La bibliothèque libre.
Traduction par Traduction d’Albin de Kazimirski Biberstein.
Librairie Charpentier (p. 476-479).

CHAPITRE LXX.

LES DEGRÉS[1].


Donné à la Mecque. — 44 versets.


Au nom du Dieu clément et miséricordieux


  1. Un tel demande[2] un châtiment sans délai
  2. Pour les infidèles. Nul n’est capable d’empêcher
  3. Dieu de l’accomplir, Dieu, maître des DEGRÉS,
  4. Degrés par lesquels les anges et l’esprit montent vers lui dans l’espace d’un jour, dont l’espace est de cinquante mille ans[3].
  5. Attends donc avec une belle patience
  6. Eux (les infidèles) regardent le jour du jugement comme éloigné.
  7. Et nous, nous le voyons proche.
  8. Le jour où le ciel sera comme l’airain fondu,
  9. Où les montagnes seront comme des flocons de laine teinte en rouge,
  10. Et où l’ami ne questionnera pas son ami,
  11. Bien qu’on les fasse voir les uns aux autres ; alors le coupable désirera se racheter du châtiment au prix de ses enfants,
  12. De sa compagne et de son frère,
  13. Au prix des parents qui lui témoignaient de l’affection,
  14. Au prix de tous ceux qui sont sur la terre.
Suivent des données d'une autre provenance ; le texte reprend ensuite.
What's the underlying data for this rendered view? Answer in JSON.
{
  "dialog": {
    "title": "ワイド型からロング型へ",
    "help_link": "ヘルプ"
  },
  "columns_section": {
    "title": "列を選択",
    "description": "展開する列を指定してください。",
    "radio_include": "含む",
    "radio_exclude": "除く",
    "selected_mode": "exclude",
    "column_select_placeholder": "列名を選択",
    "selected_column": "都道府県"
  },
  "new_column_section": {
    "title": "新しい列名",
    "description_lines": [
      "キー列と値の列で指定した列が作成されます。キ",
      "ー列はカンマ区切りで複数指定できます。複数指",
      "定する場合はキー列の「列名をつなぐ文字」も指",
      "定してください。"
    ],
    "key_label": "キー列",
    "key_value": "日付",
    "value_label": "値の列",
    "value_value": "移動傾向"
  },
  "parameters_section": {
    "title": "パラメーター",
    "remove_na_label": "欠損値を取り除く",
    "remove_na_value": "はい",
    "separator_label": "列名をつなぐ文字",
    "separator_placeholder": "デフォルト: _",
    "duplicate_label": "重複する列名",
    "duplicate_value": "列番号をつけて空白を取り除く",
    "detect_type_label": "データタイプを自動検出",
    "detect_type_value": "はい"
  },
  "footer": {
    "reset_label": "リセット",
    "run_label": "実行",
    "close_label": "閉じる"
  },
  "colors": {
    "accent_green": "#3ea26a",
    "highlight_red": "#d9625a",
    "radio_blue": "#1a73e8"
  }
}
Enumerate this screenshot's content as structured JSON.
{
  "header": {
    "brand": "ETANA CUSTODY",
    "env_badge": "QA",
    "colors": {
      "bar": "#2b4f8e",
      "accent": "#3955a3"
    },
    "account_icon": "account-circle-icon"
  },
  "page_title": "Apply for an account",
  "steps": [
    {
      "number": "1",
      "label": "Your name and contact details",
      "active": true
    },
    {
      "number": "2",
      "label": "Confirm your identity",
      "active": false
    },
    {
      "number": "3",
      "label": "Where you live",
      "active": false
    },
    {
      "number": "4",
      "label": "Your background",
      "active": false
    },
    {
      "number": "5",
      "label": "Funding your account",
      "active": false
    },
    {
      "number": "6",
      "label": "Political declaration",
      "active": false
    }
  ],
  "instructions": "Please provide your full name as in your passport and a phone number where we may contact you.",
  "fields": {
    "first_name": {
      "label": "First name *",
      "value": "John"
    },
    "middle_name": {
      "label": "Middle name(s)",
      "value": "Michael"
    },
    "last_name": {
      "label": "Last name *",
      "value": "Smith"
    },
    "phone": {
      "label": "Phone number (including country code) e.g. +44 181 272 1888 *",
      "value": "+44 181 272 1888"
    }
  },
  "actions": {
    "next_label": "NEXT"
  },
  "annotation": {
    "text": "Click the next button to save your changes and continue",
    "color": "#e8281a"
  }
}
Il désirera être sauvé.
  15. Point du tout, — car le feu de l’enfer,
  16. Saisissant par les crânes,
  17. Revendiquera tout homme qui tournait le dos et s’en allait,
  18. Qui thésaurisait et se montrait avare.
  19. L’homme a été créé avide,
  20. Abattu quand le malheur l’atteint,
  21. Insolent lorsque quelque bien lui arrive.
  22. Il n’en sera pas ainsi des hommes pieux,
  23. Qui ne cessent jamais d’accomplir leurs prières ;
  24. Dans les biens desquels il y a majeurs une part t
  25. Pour celui qui demande et pour le pauvre honteux[4].
  26. Ceux qui regardent le jour de la rétribution comme une vérité,
  27. Que la pensée du châtiment de Dieu saisit d’effroi
  28. (Car nul n’est a l’abri du châtiment de Dieu) ;
  29. Ceux qui vivent avec continence,
  30. Et n’ont de commerce qu’avec leurs femmes et les esclaves qu’ils ont acquises, car alors ils n’encourent aucun blâme ;
  31. Et quiconque porte ses désirs au delà est transgresseur.
  32. Ceux qui gardent fidèlement les dépôts qui leur sont confiés et remplissent leurs engagements,
  33. Qui sont inébranlables dans leurs témoignages,
  34. Qui observent exactement les heures de la prière,
  35. Ceux-là seront dans les jardins du paradis l’objet des honneurs.
  36. Qu’ont-ils donc ces infidèles qui courent haletants devant toi,
  37. Partagés en troupes, à droite et à gauche ?
  38. Ne serait-ce pas parce que chacun d’eux voudrait entrer dans le jardin de délices ?
  39. Nullement. — Nous les avons créés, ils savent de quoi[5].
  40. Je ne jure point par le souverain de l’Orient et de l’Occident que nous pouvons les
  41. Remplacer par un peuple qui vaudra mieux qu’eux ; et ce n’est pas nous qui laisserons prendre le pas sur nous dans l’accomplissement de nos arrêts.
  42. Laisse-les agir et se divertir jusqu’à ce qu’ils se trouvent en face de leur jour, de ce jour qui leur a été promis.
  43. Ce jour où ils s’élanceront de leurs tombeaux en toute hâte comme s’ils se ralliaient sous les étendards,
  44. Les yeux baissés, couverts d’ignominie. — Tel est le jour qu’on leur promet.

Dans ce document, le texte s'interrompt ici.